Do mesmo modo, há um salto no começo do pensamento, no sentido em que precisamente ele não começa a partir dele próprio, e todavia começa. Pensar — tal como nadar exige que nos atiremos à água — exige que nos confiemos ao elemento que (135) torna possível o pensamento. O acesso a este elemento é um acto (que só pode ser súbito, sem transição), um movimento pelo qual o pensamento se afasta do ente familiar, sem o abandonar, para se ir colocar face ao enigma: que o ente é. «O salto é sempre um começo, mas não é um abandono. O domínio de que o salto nos distancia pode, pelo contrário, ser visto de cima e de outro modo, e é apenas pelo salto que ele pode sê-lo. O salto do pensamento não deixa atrás dele o seu ponto de partida, mas apropria-se dele duma maneira mais original». O salto implica uma brusca mudança de registo, ou de terreno, uma outra perspectiva, ou um outro modo, uma nova «colocação do ponto» como dizem em fotografia. É uma modificação da compreensão do ser, que de latente se torna explícita, se torna questão. Esta modificação pode aplicar-se aos entes do mundo tal como às proposições metafísicas. Descobrir a presença das coisas presentes, e por aí tudo o que sabemos delas, necessita de um salto. Do mesmo modo que necessita dum salto, passar do princípio da razão como proposição lógica: «nenhum ente é desprovido de causa que o determina a ser o que ele é», a um enunciado concernente ao ser: «nada — nenhum ente, quer dizer, o próprio ser — é ele próprio sem razão, é ele próprio abismo». Quando o pensamento passa da reflexão sobre o princípio de razão à meditação sobre o carácter infundável do ser, ele não a abandona, não renega a possibilidade da racionalidade, mas recua, volta ao aquém do racional. O salto é a passagem «sem sair do lugar» do ente ao ser. Uma tal passagem não suporta transição, só pode ser feita num instante, mesmo que seja depois preciso ao pensamento muitas palavras para a explicitar.

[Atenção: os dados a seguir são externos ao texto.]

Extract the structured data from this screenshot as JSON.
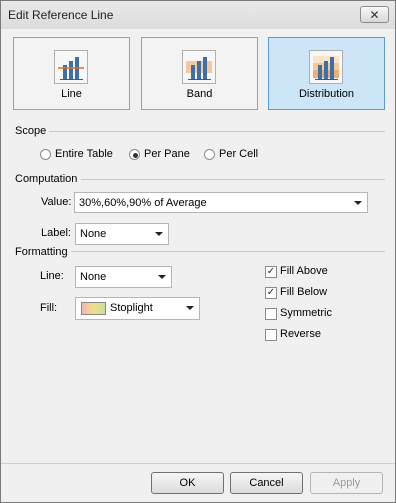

Pelo salto o pensamento ganha ou reganha, dum golpe, por uma inclinação (er-springt, diz Heidegger), a sua pertença ao ser. Por aí essa inclinação do pensamento antecipa a sua tarefa, atinge de repente o domínio que deve explorar. «O salto atravessa com a sua inclinação (durchspringt) o domínio (Bereich) que se estende entre o ente e o ser». Este entre-dois (Zwischen), esta distância que percorre o salto, é ao mesmo tempo imperceptível, à força de ser diminuta, já que nada, para falar com justeza, separa o ente (136) do ser (o ser não é um lugar separado), e imenso, pois que o ser ausenta-se, retira-se na massividade do ente. Heidegger opõe o repentino do salto à lentidão da passagem, que Kant chama «dedução», que remonta do objecto à sua condição de possibilidade.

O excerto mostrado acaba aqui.